Он хотел бы отсосать ему прямо на трибуне, опустившись под перила, наружную сторону которых закроет большой щиток с заветными словами красным по белому.
– Стань к двери, – сказал мистер Беллами, и глубина его похоти соизмерялась хрипотцой голоса.
Мистер Беллами был не тем человеком, который отдавал приказы или выставлял свои пожелания напоказ, но, видимо, он всегда говорил о себе правду, пусть и имел обычай искажать её в преемственной себе форме.
– Нагнись.
– Это какой-то специальный плейлист?
Холодные пальцы не обращали внимания на его ответы – действиям, как обычно, не нужно было вербальное сопровождение. Доминик прогнулся в спине, опираясь руками на дверь перед собой.
– Когда он ушёл, ты ушёл тоже, – говорил Мэттью, грубые, но точные движения его руки были почти наказующими. – Я часто видел себя в этих словах больше, чем кто-либо. Хотя моя жизнь, – он начал сбиваться с дыхания, его бёдра дёргались, повинуясь инстинкту. – Моя жизнь – непрерывная череда наказаний.
Доминик чувствовал себя точно так же, как и в первый раз, когда это случилось – жертвой домашнего насилия. Глубоко внутри, потому что снаружи он предпочитал терпеть. Он часто не понимал этих нападок, но знал: мистер Беллами не обманывал. Он не притворялся плохим человеком, чтобы оттолкнуть от себя – дела обстояли в точности наоборот. Доминик обрёк себя на это, так что он был вынужден терпеть, хотя за всю свою жизнь он ни разу не удержал своё эго в рамках приличия, даже если шёл против всякой морали. Но с Мэттью Беллами одно неверное движение – и всё, что было днём ранее, неделей, месяцем, всё пойдёт прахом, лопнет, как воздушный шарик.

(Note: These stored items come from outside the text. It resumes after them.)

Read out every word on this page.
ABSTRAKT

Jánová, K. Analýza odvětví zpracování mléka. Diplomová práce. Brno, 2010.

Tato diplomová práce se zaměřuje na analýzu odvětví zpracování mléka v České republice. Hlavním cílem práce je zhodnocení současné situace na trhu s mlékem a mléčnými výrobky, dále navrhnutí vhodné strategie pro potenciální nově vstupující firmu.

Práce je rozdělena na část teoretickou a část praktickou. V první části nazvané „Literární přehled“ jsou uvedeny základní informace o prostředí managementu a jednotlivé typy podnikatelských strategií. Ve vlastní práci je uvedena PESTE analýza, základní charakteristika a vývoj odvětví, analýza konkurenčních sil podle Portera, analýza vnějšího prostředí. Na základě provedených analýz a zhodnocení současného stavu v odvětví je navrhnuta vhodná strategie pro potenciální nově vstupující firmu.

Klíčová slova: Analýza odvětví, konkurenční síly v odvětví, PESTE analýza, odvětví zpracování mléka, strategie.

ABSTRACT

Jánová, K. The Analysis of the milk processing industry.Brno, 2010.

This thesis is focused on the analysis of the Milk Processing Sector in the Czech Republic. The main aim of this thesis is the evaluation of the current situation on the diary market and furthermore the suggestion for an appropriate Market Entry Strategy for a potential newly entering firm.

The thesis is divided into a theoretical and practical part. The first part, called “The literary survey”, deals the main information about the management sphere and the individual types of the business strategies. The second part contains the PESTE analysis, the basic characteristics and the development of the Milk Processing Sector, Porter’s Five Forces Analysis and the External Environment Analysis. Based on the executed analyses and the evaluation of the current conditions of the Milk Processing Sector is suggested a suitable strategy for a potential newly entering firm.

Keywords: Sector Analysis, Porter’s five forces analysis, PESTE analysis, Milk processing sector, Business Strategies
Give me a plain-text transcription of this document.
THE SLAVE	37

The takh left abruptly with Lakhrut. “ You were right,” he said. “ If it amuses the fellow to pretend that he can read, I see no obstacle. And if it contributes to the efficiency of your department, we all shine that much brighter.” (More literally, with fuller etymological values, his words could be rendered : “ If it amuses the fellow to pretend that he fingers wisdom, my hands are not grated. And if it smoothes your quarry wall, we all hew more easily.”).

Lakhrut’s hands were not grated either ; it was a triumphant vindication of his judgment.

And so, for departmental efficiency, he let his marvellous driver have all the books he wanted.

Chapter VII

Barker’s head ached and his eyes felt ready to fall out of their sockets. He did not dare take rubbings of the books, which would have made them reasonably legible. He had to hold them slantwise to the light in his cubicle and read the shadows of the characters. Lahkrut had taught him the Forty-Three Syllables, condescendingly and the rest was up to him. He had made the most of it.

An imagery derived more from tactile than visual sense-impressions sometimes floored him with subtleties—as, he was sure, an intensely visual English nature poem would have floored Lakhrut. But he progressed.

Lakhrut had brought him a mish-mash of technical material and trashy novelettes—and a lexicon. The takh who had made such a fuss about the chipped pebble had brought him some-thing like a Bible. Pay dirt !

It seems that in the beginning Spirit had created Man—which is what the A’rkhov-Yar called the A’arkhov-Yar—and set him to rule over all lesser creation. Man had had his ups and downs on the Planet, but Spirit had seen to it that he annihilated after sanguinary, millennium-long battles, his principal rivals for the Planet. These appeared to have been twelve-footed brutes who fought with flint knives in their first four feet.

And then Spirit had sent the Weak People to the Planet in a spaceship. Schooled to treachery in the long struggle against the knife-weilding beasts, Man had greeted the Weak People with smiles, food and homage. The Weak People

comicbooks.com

Судьба наградила его жертвой, которую он преследовал уже семь месяцев, но одолеть не мог.
Он стонал от боли, когда как мистер Беллами только и делал, что доставлял ему удовольствие.
– Как же всё извращённо, – Доминик выдыхал эти слова. – Между нами.
– И всегда было. Нравится, когда тебя трахают лицом в простыни?
– Очень, – Доминик скрёб дверь пальцами от отчаяния. – Мы не… трахались неделю, а ты засовываешь в меня свой хуй, как…
– Как в дырку? – усмешка звучала пощёчиной, и хлопок влажной, холодной ладони заглушил стук в дверь.
Доминик только увидел чьи-то испуганные глаза, дверь тут же захлопнулась (за такое можно было и жалобу написать), но известно, что работники всегда страдают больше, чем постояльцы.
Грудь сдавили рукой, прижимая к себе. Если это и была любовь – обида на такие слова, то это была очень странная любовь. Столь же странная, как и вся история их отношений в ходе этих бесконечных семи месяцев. И кто знал, сколько ещё продлится это безумие.
Все будущие планы перестали существовать для лежащего на полу с сигаретой Доминика – Париж, поход в госпиталь, экзамены, день рождения его мистера Беллами, курсовая работа, и, наконец, бесконечное лето ожидания.
Доминик удивлённо сморгнул, когда услышал характерный щелчок камеры.
Мэттью больше нечем было заняться, как фотографировать его лежащим на ковре с засохшей корочкой спермы на животе.
– Надеюсь, вы не прогадаете с фильтром.
– Ради таких фото можно завести отдельный аккаунт, – сказал он.
Помотав головой, Доминик снова начал смотреть кино на потолке, но вскоре был прерван. Жила и в мистере Беллами черта, желающая выходить на контакт.
– Доминик.
– Можете взять пепельницу.
– Нет, я… думаю, что стоит поделиться своими мыслями.